Brent, most all of us are right there with you.  This is a new communication technology so it will take some time for most all of us to: (1) learn how to use it, and (2) learn how to use it effectively.  Just like the telephone, the fax machine and papyrus, there’s always a learning curve when our species identifies a new way to connect with one another.  And that’s really all Twitter (or FaceBook or FriendFeed or countless other Web-based channels) is – a new way to connect and form communities of life-minded people (even if some in your community have positronic minds).

Is Twitter the latest trend du jour?  Sure.  So were the telegraph and the printing press.  As Charlene Li and Josh Bernoff write in one of the best books I’ve seen on harnessing the power of social technologies, Groundswell, any technology that enable people to connect more easily in more meaningful ways will succeed.  Twitter does that in spades.
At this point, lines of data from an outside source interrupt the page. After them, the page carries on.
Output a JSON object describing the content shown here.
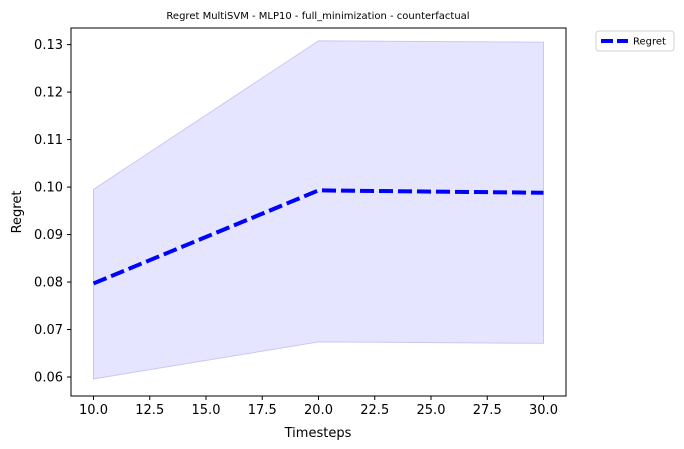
{
  "chart_data": {
    "type": "line",
    "title": "Regret MultiSVM - MLP10 - full_minimization - counterfactual",
    "xlabel": "Timesteps",
    "ylabel": "Regret",
    "xlim": [
      9.0,
      31.0
    ],
    "ylim": [
      0.056,
      0.1335
    ],
    "xticks": [
      10.0,
      12.5,
      15.0,
      17.5,
      20.0,
      22.5,
      25.0,
      27.5,
      30.0
    ],
    "xtick_labels": [
      "10.0",
      "12.5",
      "15.0",
      "17.5",
      "20.0",
      "22.5",
      "25.0",
      "27.5",
      "30.0"
    ],
    "yticks": [
      0.06,
      0.07,
      0.08,
      0.09,
      0.1,
      0.11,
      0.12,
      0.13
    ],
    "ytick_labels": [
      "0.06",
      "0.07",
      "0.08",
      "0.09",
      "0.10",
      "0.11",
      "0.12",
      "0.13"
    ],
    "grid": false,
    "legend_position": "outside-top-right",
    "series": [
      {
        "name": "Regret",
        "x": [
          10,
          20,
          30
        ],
        "values": [
          0.0797,
          0.0993,
          0.0988
        ],
        "lower": [
          0.0596,
          0.0674,
          0.0671
        ],
        "upper": [
          0.0995,
          0.1308,
          0.1305
        ],
        "color": "#0000ff",
        "band_color": "#e5e5ff",
        "line_style": "dashed"
      }
    ]
  }
}
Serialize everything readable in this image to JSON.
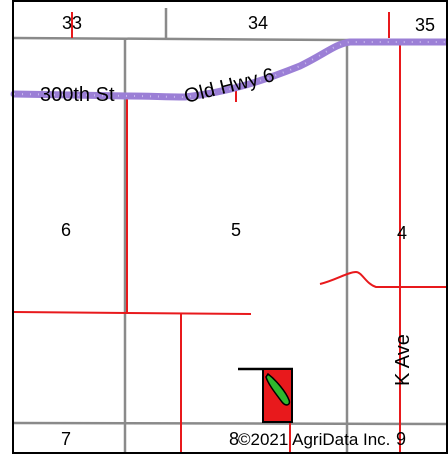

Whether Twitter or FriendFeed or the next great app will expand our choice of communication channels is a pointless question – they have, they are and they will.  The question to ask is how can we best learn how to adapt and use that channel to create something of value?  For a terrific and concise look at how to use Twitter strategically, I suggest looking at this approach developed by Ogily’s 360 Degree Digital Influence group.  In one elegantly simple graphic, Ogilvy’s team lay out a coherent, concise method of how to use Twitter strategically for yourself, your organization or your clients.  (And props to Ogilvy for sharing this with the rest of us).

As Jean Luc Picard might say, “Make it so.”